Rademics Research Institute

Abstract

Environmental pollution has become a significant global concern due to its detrimental effects on public health. The integration of Artificial Intelligence (AI) with environmental monitoring systems offers a promising solution to assess and mitigate pollution-related health risks. This chapter explores the potential of AI in real-time health risk prediction, early warning systems, and personalized health assessments based on environmental pollutant data. By combining multi-source data from IoT sensors, health records, and environmental monitoring systems, AI-driven models can provide real-time insights into the health impacts of pollutants, forecast long-term health outcomes, and identify vulnerable populations. The chapter delves into the challenges of integrating heterogeneous data, ensuring data privacy, and creating explainable AI models for public health decision-making. Furthermore, it highlights the role of AI in improving the accuracy and efficiency of health surveillance systems, offering predictive capabilities to manage the dynamic nature of pollution and its effects on public health. Through case studies and real-world applications, this chapter demonstrates the transformative potential of AI in pollution-related health risk assessments, emphasizing its role in enhancing public health outcomes and informing policy decisions.

Introduction

Environmental pollution is an escalating global issue with significant ramifications for public health [1]. Air, water, and soil pollution, driven by rapid industrialization, urbanization, and increasing vehicular emissions, contribute to a range of health issues, including respiratory diseases, cardiovascular conditions, cancer, and neurological impairments [2]. In recent years, the scale and complexity of pollution-related health risks have grown exponentially, necessitating more advanced methods to monitor, predict, and manage these threats [3]. Traditional approaches to assessing pollution’s impact on human health, such as manual monitoring and static risk models, are insufficient for the dynamic and widespread nature of the problem [4]. The integration of Artificial Intelligence (AI) with environmental monitoring systems provides an opportunity to revolutionize pollution-related health risk assessments, enabling a more comprehensive and proactive approach to safeguarding public health [5].

AI-driven solutions have emerged as a promising tool for managing the complexities of pollution health risks [6]. By processing vast amounts of data from IoT sensors, satellite imagery, health records, and environmental monitoring systems, AI models can generate real-time insights that identify pollution hotspots, predict health outcomes, and issue early warnings of potential health threats [7]. These predictive models offer a significant improvement over traditional methods, which often rely on periodic data collection and retrospective analysis [8]. AI’s ability to analyze complex datasets and detect patterns in real-time allows for a more dynamic and personalized approach to health risk prediction, offering timely and actionable information for healthcare providers, policymakers, and the public [9, 10].
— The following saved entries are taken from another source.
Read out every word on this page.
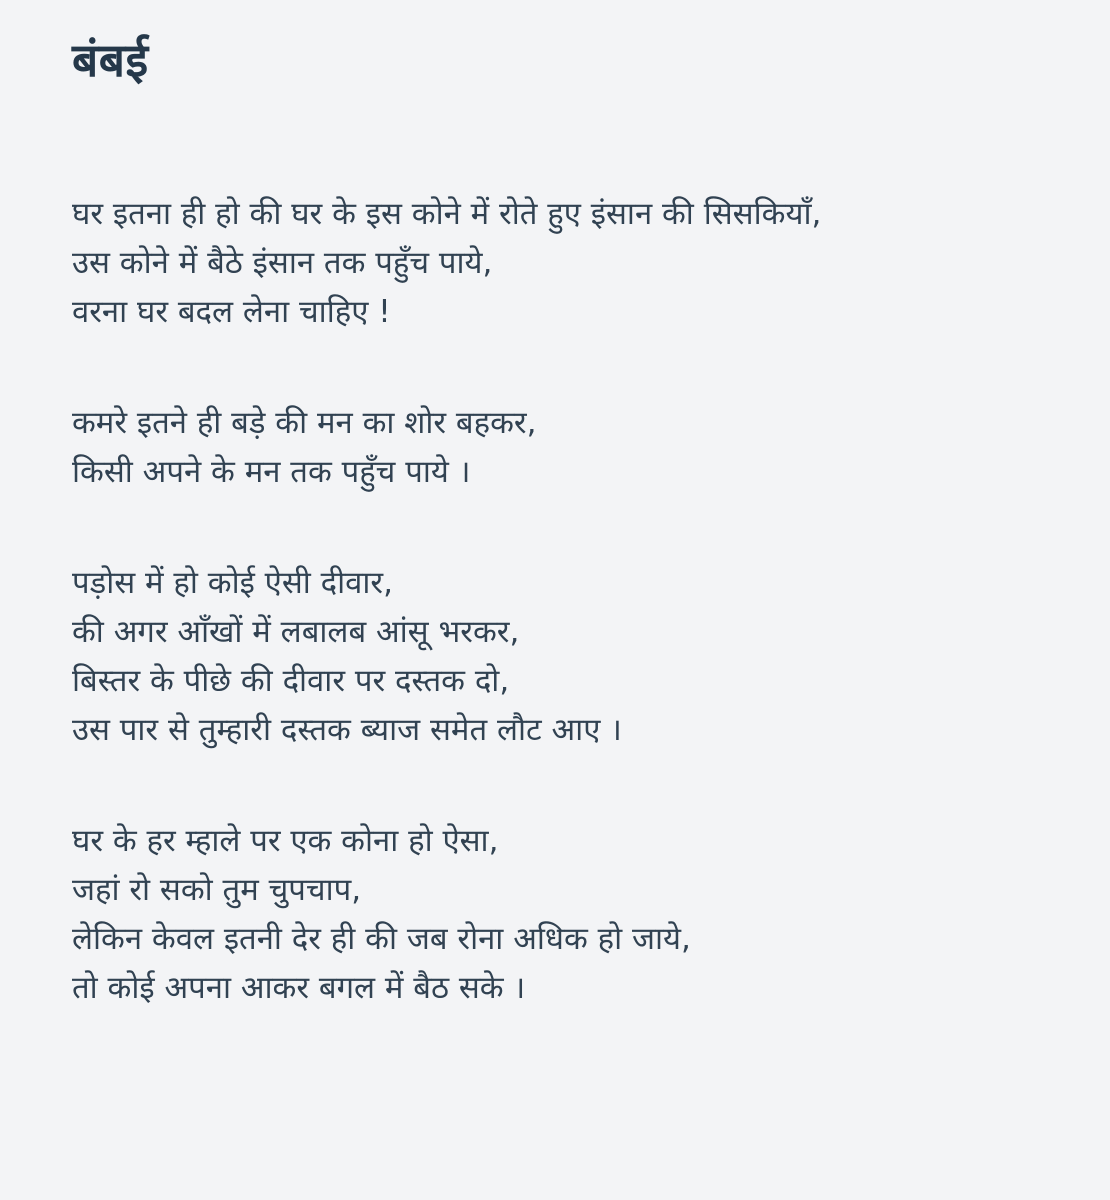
बंबई
घर इतना ही हो की घर के इस कोने में रोते हुए इंसान की सिसकियाँ,
उस कोने में बैठे इंसान तक पहुँच पाये,
वरना घर बदल लेना चाहिए !
कमरे इतने ही बड़े की मन का शोर बहकर,
किसी अपने के मन तक पहुँच पाये ।
पड़ोस में हो कोई ऐसी दीवार,
की अगर आँखों में लबालब आंसू भरकर,
बिस्तर के पीछे की दीवार पर दस्तक दो,
उस पार से तुम्हारी दस्तक ब्याज समेत लौट आए ।
घर के हर म्हाले पर एक कोना हो ऐसा,
जहां रो सको तुम चुपचाप,
लेकिन केवल इतनी देर ही की जब रोना अधिक हो जाये,
तो कोई अपना आकर बगल में बैठ सके ।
One of the key benefits of AI in pollution health risk assessments is its ability to integrate diverse sources of data into a cohesive model [11]. Environmental data from various sources, such as air quality sensors, satellite-based measurements, and weather stations, can be combined with health data from hospitals, clinics, and electronic health records (EHRs) to create a more accurate picture of how pollution affects specific populations [12]. For example, AI can analyze the correlation between high levels of particulate matter in the air and increased hospital admissions for asthma or cardiovascular diseases [13]. By combining health data with environmental data, AI models can identify vulnerable populations, such as children, the elderly, and individuals with pre-existing conditions, who are more likely to be affected by pollution [14]. This integrated approach enables more targeted public health interventions, ensuring that resources are directed where they are needed most [15].